If off-topic, transfer back to triage agent.""",
tools=[update_seat],
)
triage_agent = Agent[AirlineAgentContext](
name="Triage Agent",
handoff_description="Routes customer requests to appropriate agents.",
instructions=(
f"{RECOMMENDED_PROMPT_PREFIX} "
"You are a helpful triage agent. Use your tools to route requests."
),
handoffs=[
faq_agent,
handoff(agent=seat_booking_agent, on_handoff=on_seat_booking_handoff),
],
)
faq_agent.handoffs.append(triage_agent)
seat_booking_agent.handoffs.append(triage_agent)
async def get_agent_response(agent, user_input):
result = await Runner.run(agent,
[{"content": user_input, "role": "user"}],
context=AirlineAgentContext(),
run_config=RunConfig(model_provider=TLMModelProvider(trust_threshold=0.9))) # New: Wrap the model with TLM scoring
return result.final_output
user_input = "What are the baggage restrictions?"
try:
agent_response = await get_agent_response(triage_agent, user_input)
except TLMGuardrailTripwireTriggered: # New: Handle TLM guardrail exception
agent_response = "Sorry, I cannot answer based on available information. Try rephrasing your question or providing more details."
print(agent_response)
user_input = "Tell me about recent plane crashes?"
try:
agent_response = await get_agent_response(triage_agent, user_input)
except TLMGuardrailTripwireTriggered: # New: Handle TLM guardrail exception
agent_response = "Sorry, I cannot answer based on available information. Try rephrasing your question or providing more details."
print(agent_response)
Agent-as-a-tool
OpenAI recommends to alternatively use your Agent-as-a-tool, allowing Agents to call other Agents without handing off to them. You can learn more about this pattern from the official OpenAI documentation. To add trust scoring to your Agent-as-a-tool, implement a function tool to run your Agent with our TLMModelProvider
as demonstrated below.
from agents import default_tool_error_function
def custom_tool_error_function(ctx, error) -> str:
if isinstance(error, TLMGuardrailTripwireTriggered):
return f"Agent-as-a-tool returned an untrustworthy response. Please try again. Error: {str(error)}"
return default_tool_error_function(ctx, error) # For all other exceptions, use the default behavior
@function_tool(failure_error_function=custom_tool_error_function)

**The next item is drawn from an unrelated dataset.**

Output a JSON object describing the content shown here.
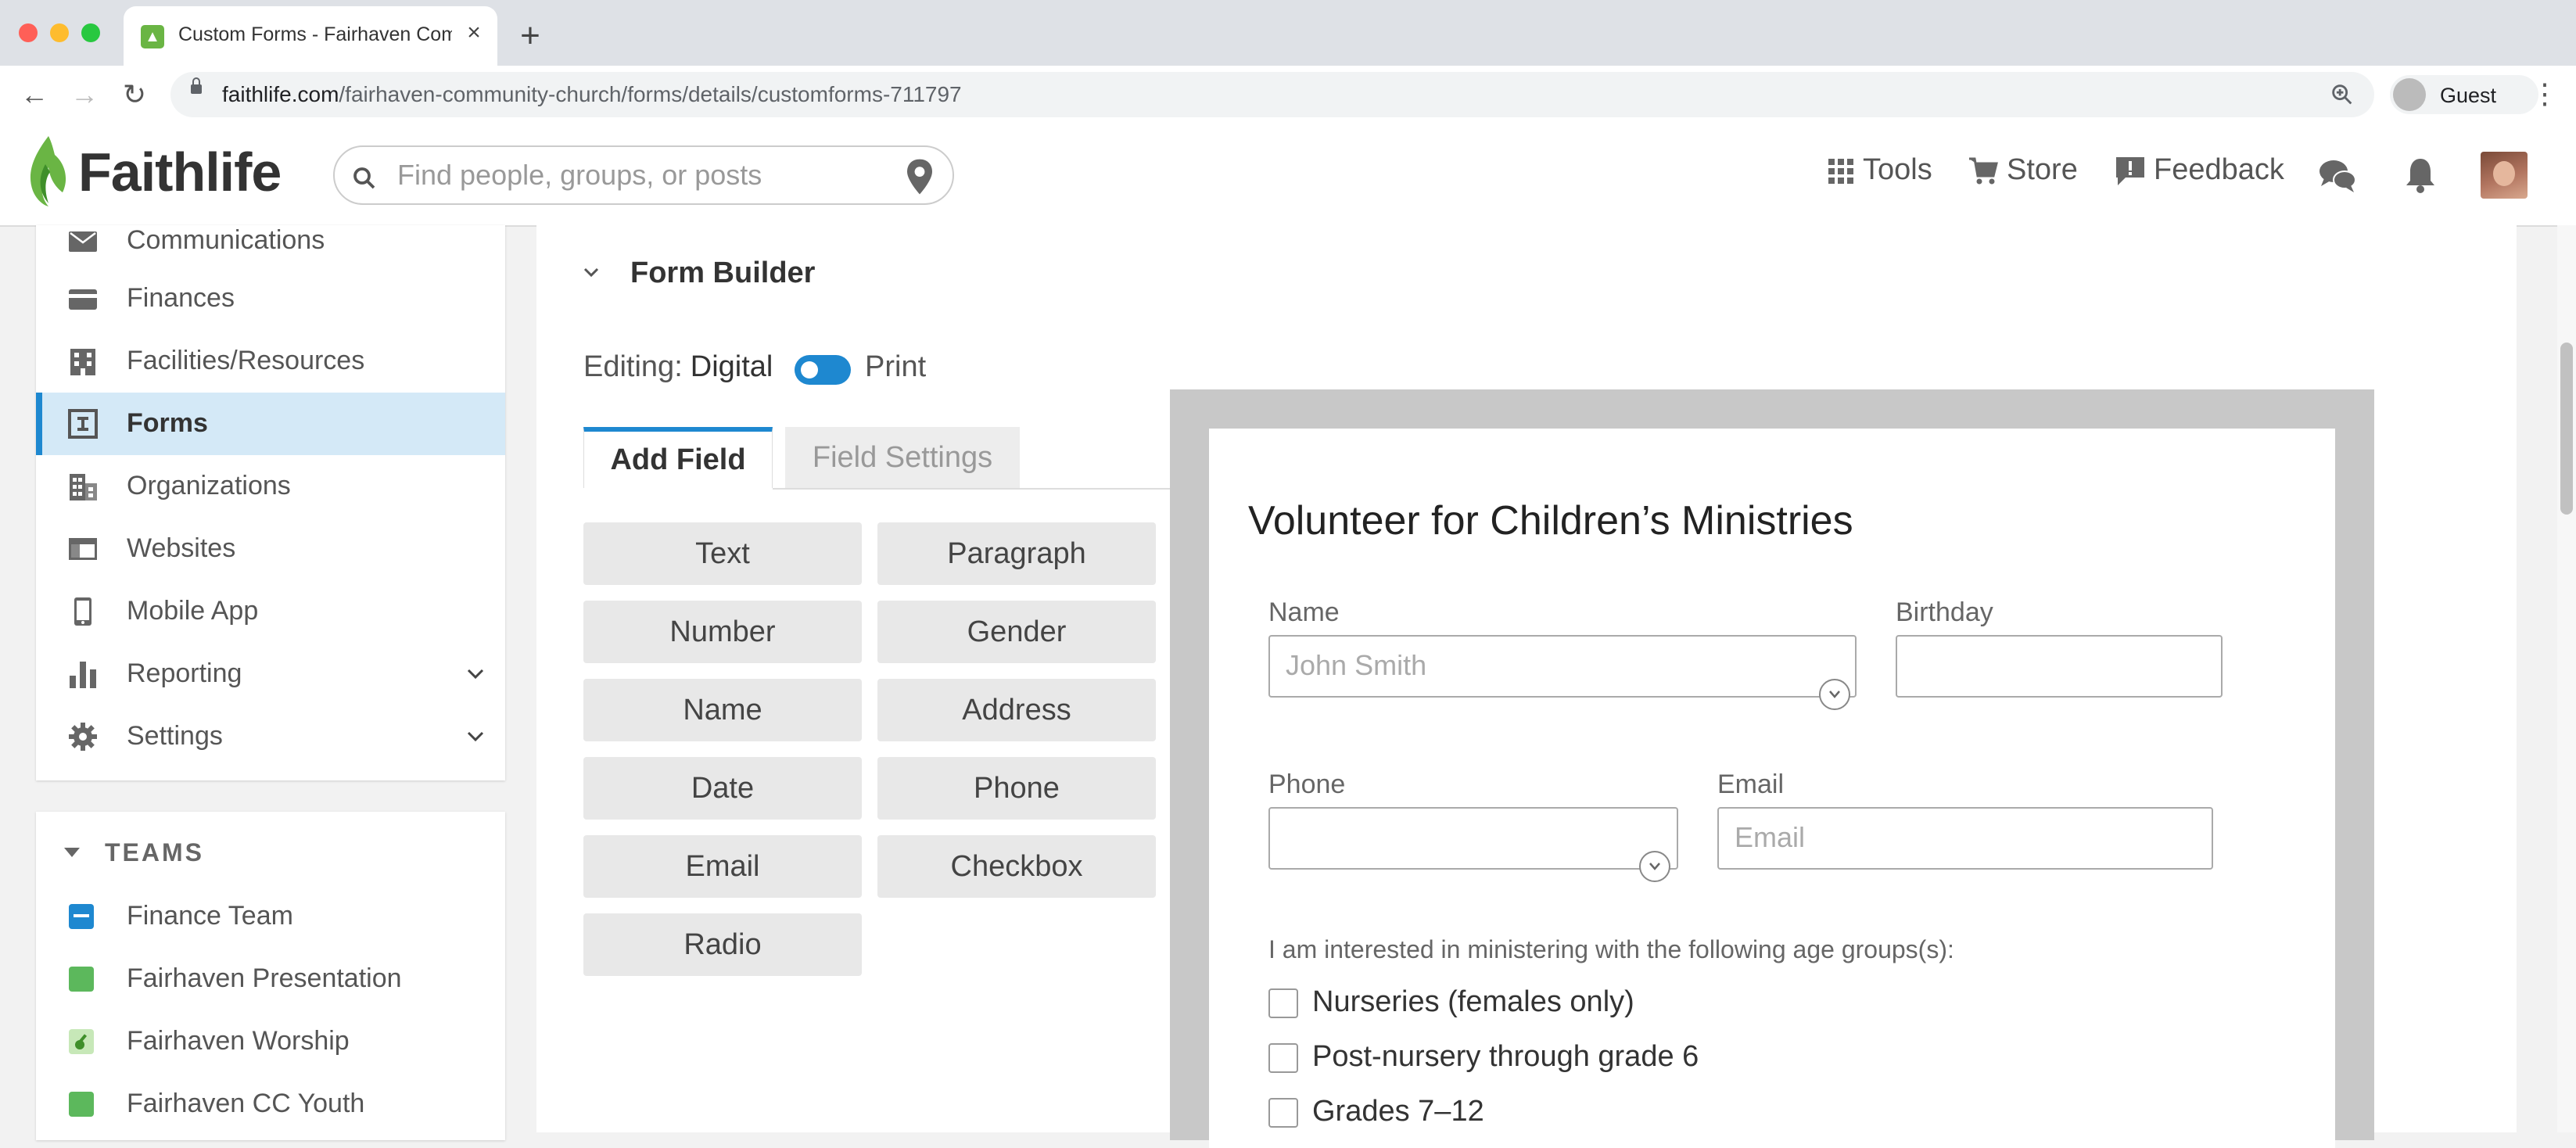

async def run_discount_agent(input: str) -> str:
"""A tool that runs the agent with custom configs"""
discount_agent = Agent(
name="discount_agent",
model="gpt-4o-mini",
instructions=(
"You are a customer service agent specializing in discount inquiries. "
"Respond helpfully and clearly. "
"Valid discount plan names: 'basic', 'premium', 'five', 'student'. "

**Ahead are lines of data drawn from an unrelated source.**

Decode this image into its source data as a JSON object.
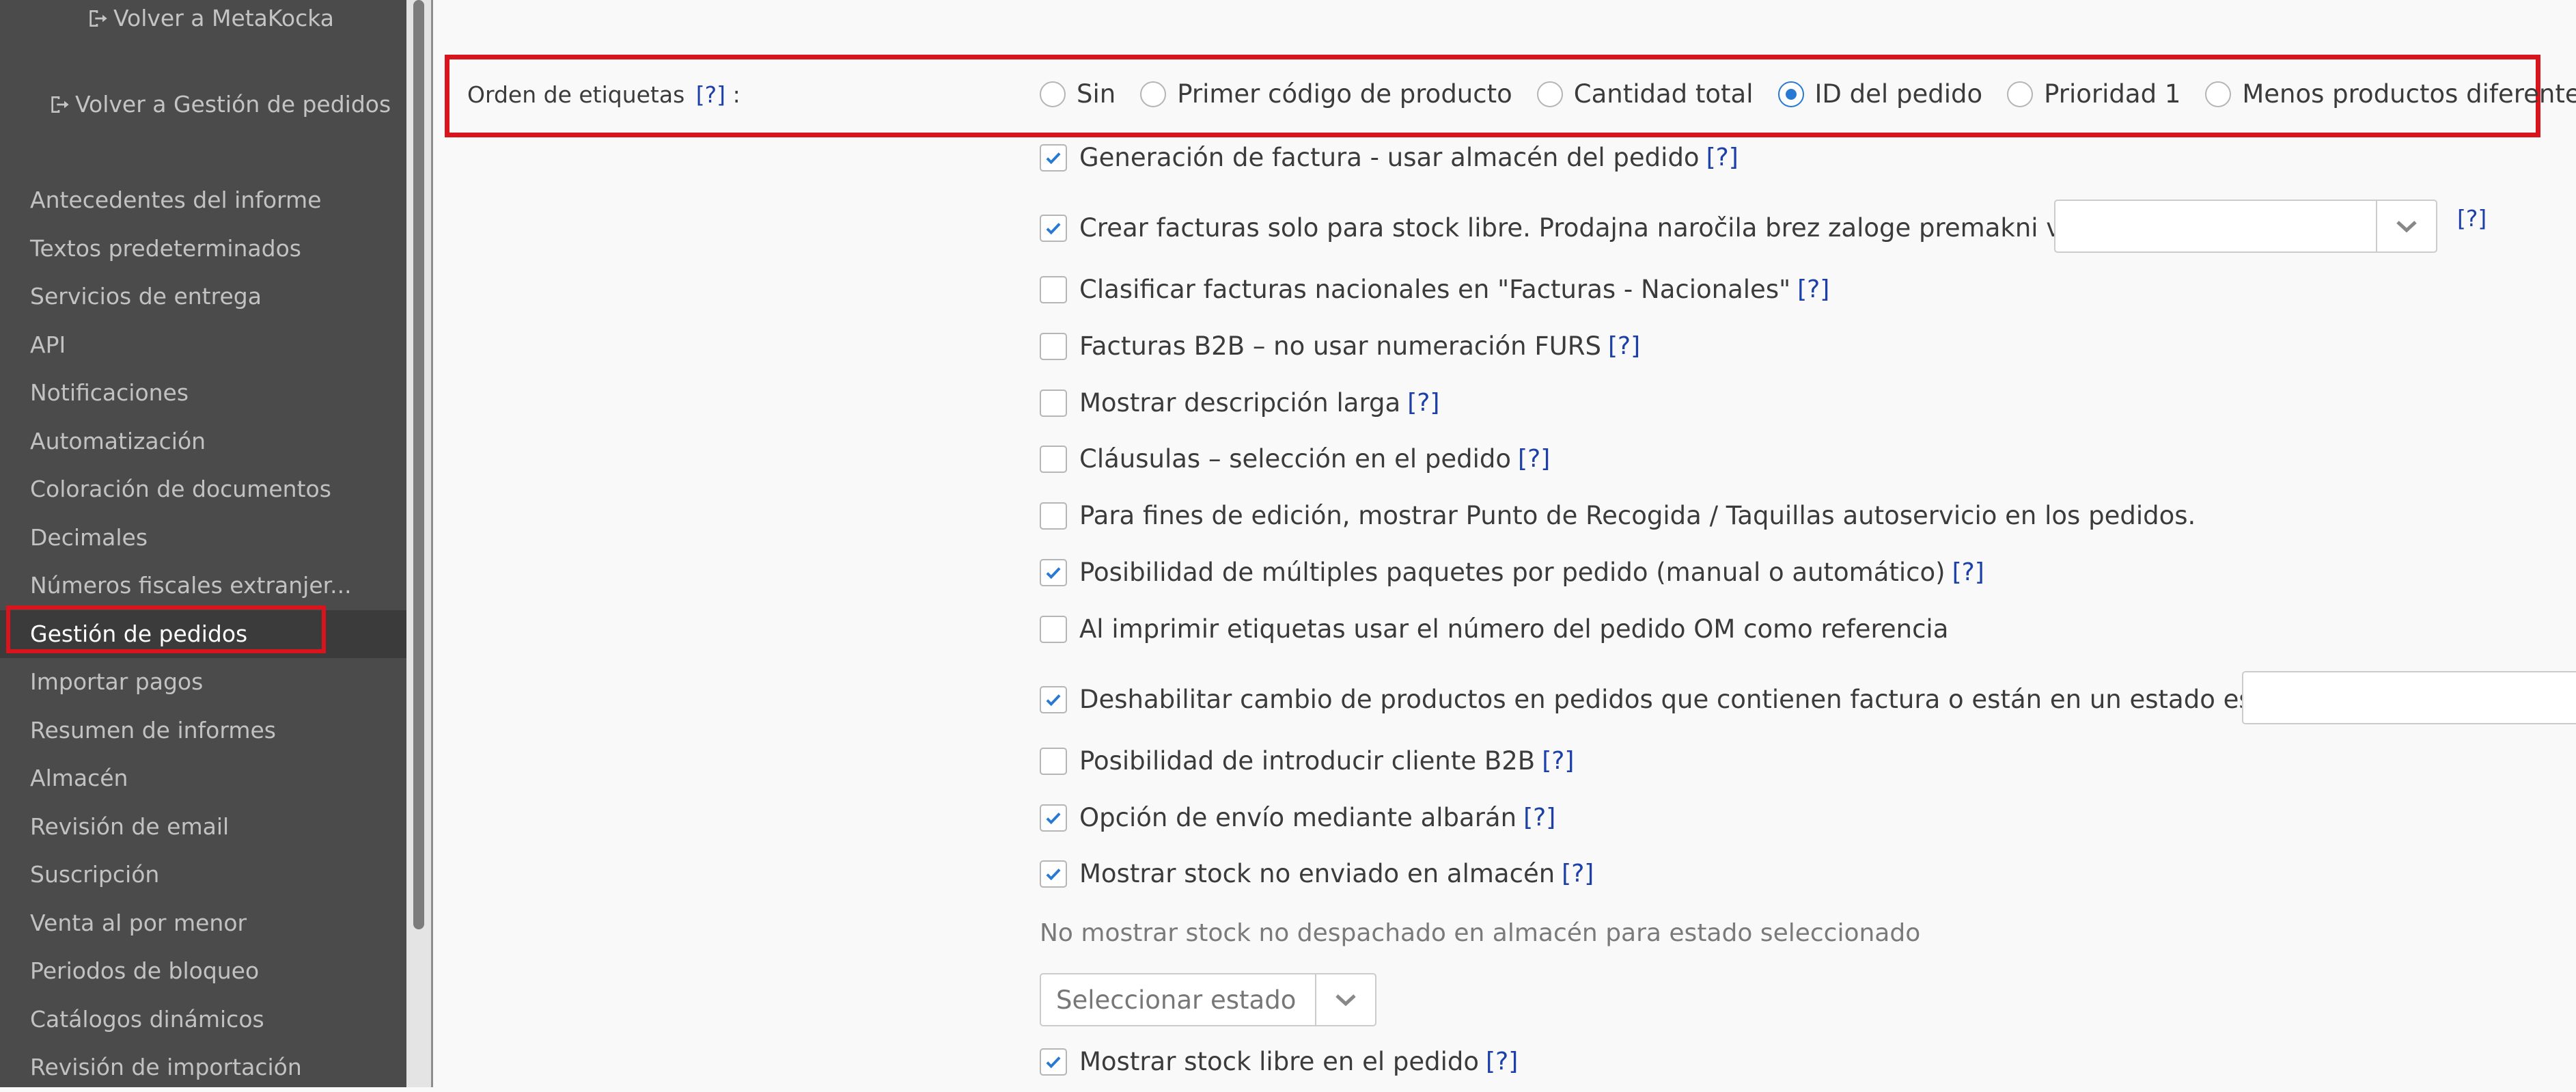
{
  "sidebar": {
    "back_metakocka": "Volver a MetaKocka",
    "back_orders": "Volver a Gestión de pedidos",
    "items": [
      {
        "label": "Antecedentes del informe"
      },
      {
        "label": "Textos predeterminados"
      },
      {
        "label": "Servicios de entrega"
      },
      {
        "label": "API"
      },
      {
        "label": "Notificaciones"
      },
      {
        "label": "Automatización"
      },
      {
        "label": "Coloración de documentos"
      },
      {
        "label": "Decimales"
      },
      {
        "label": "Números fiscales extranjer..."
      },
      {
        "label": "Gestión de pedidos",
        "active": true
      },
      {
        "label": "Importar pagos"
      },
      {
        "label": "Resumen de informes"
      },
      {
        "label": "Almacén"
      },
      {
        "label": "Revisión de email"
      },
      {
        "label": "Suscripción"
      },
      {
        "label": "Venta al por menor"
      },
      {
        "label": "Periodos de bloqueo"
      },
      {
        "label": "Catálogos dinámicos"
      },
      {
        "label": "Revisión de importación"
      }
    ]
  },
  "label_order": {
    "label": "Orden de etiquetas",
    "help": "[?]",
    "colon": ":",
    "selected": "ID del pedido",
    "options": [
      "Sin",
      "Primer código de producto",
      "Cantidad total",
      "ID del pedido",
      "Prioridad 1",
      "Menos productos diferentes"
    ]
  },
  "help_text": "[?]",
  "settings": [
    {
      "label": "Generación de factura - usar almacén del pedido",
      "checked": true,
      "help": "[?]"
    },
    {
      "label": "Crear facturas solo para stock libre. Prodajna naročila brez zaloge premakni v status",
      "checked": true,
      "help": ""
    },
    {
      "label": "Clasificar facturas nacionales en \"Facturas - Nacionales\"",
      "checked": false,
      "help": "[?]"
    },
    {
      "label": "Facturas B2B – no usar numeración FURS",
      "checked": false,
      "help": "[?]"
    },
    {
      "label": "Mostrar descripción larga",
      "checked": false,
      "help": "[?]"
    },
    {
      "label": "Cláusulas – selección en el pedido",
      "checked": false,
      "help": "[?]"
    },
    {
      "label": "Para fines de edición, mostrar Punto de Recogida / Taquillas autoservicio en los pedidos.",
      "checked": false,
      "help": ""
    },
    {
      "label": "Posibilidad de múltiples paquetes por pedido (manual o automático)",
      "checked": true,
      "help": "[?]"
    },
    {
      "label": "Al imprimir etiquetas usar el número del pedido OM como referencia",
      "checked": false,
      "help": ""
    },
    {
      "label": "Deshabilitar cambio de productos en pedidos que contienen factura o están en un estado específico",
      "checked": true,
      "help": ""
    },
    {
      "label": "Posibilidad de introducir cliente B2B",
      "checked": false,
      "help": "[?]"
    },
    {
      "label": "Opción de envío mediante albarán",
      "checked": true,
      "help": "[?]"
    },
    {
      "label": "Mostrar stock no enviado en almacén",
      "checked": true,
      "help": "[?]"
    },
    {
      "label": "Mostrar stock libre en el pedido",
      "checked": true,
      "help": "[?]"
    }
  ],
  "no_dispatched_heading": "No mostrar stock no despachado en almacén para estado seleccionado",
  "status_select_placeholder": "Seleccionar estado",
  "colors": {
    "accent": "#2879d2",
    "highlight": "#d9141c",
    "sidebar_bg": "#4b4b4b",
    "help_link": "#1c3fa8"
  }
}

"Details for the 'student' discount plan: Students with a valid student ID receive a 15% discount on all full-priced items. "
"Details for the 'five' discount plan: "
),
handoff_description="Handles discount-related questions.",
)
result = await Runner.run(
discount_agent,
input=input,
max_turns=1,
run_config=RunConfig(model_provider=TLMModelProvider(trust_threshold=0.9, score_tool_calls=True))
)
return str(result.final_output)
customer_support_agent = Agent(
name="Customer Support Agent",
model="gpt-4o-mini",
instructions=(
"You are a customer service agent. Always use your tools to handle specific requests. "
"Never answer directly; always use your tools."
),
tools=[run_discount_agent],
)
async def get_agent_response(agent, user_input):
result = await Runner.run(
agent,
[{"content": user_input, "role": "user"}],
run_config=RunConfig(model_provider=TLMModelProvider(trust_threshold=0.9, score_tool_calls=True))
)
return result.final_output
user_input = "I am a student, can I get a discount?"
try:
agent_response = await get_agent_response(customer_support_agent, user_input)
except TLMGuardrailTripwireTriggered: # New: Handle TLM guardrail exception
agent_response = "Sorry, I cannot answer based on available information. Try rephrasing your question or providing more details."
print(agent_response)
user_input = "What are the details of the 5 discount plan"
try:
agent_response = await get_agent_response(customer_support_agent, user_input)
except TLMGuardrailTripwireTriggered: # New: Handle TLM guardrail exception
agent_response = "Sorry, I cannot answer based on available information. Try rephrasing your question or providing more details."
print(agent_response)
Under the hood, TLM scoring intercepted the hallucinated response from the Agent-as-a-tool, preventing it from propagating to the main Agent’s final output.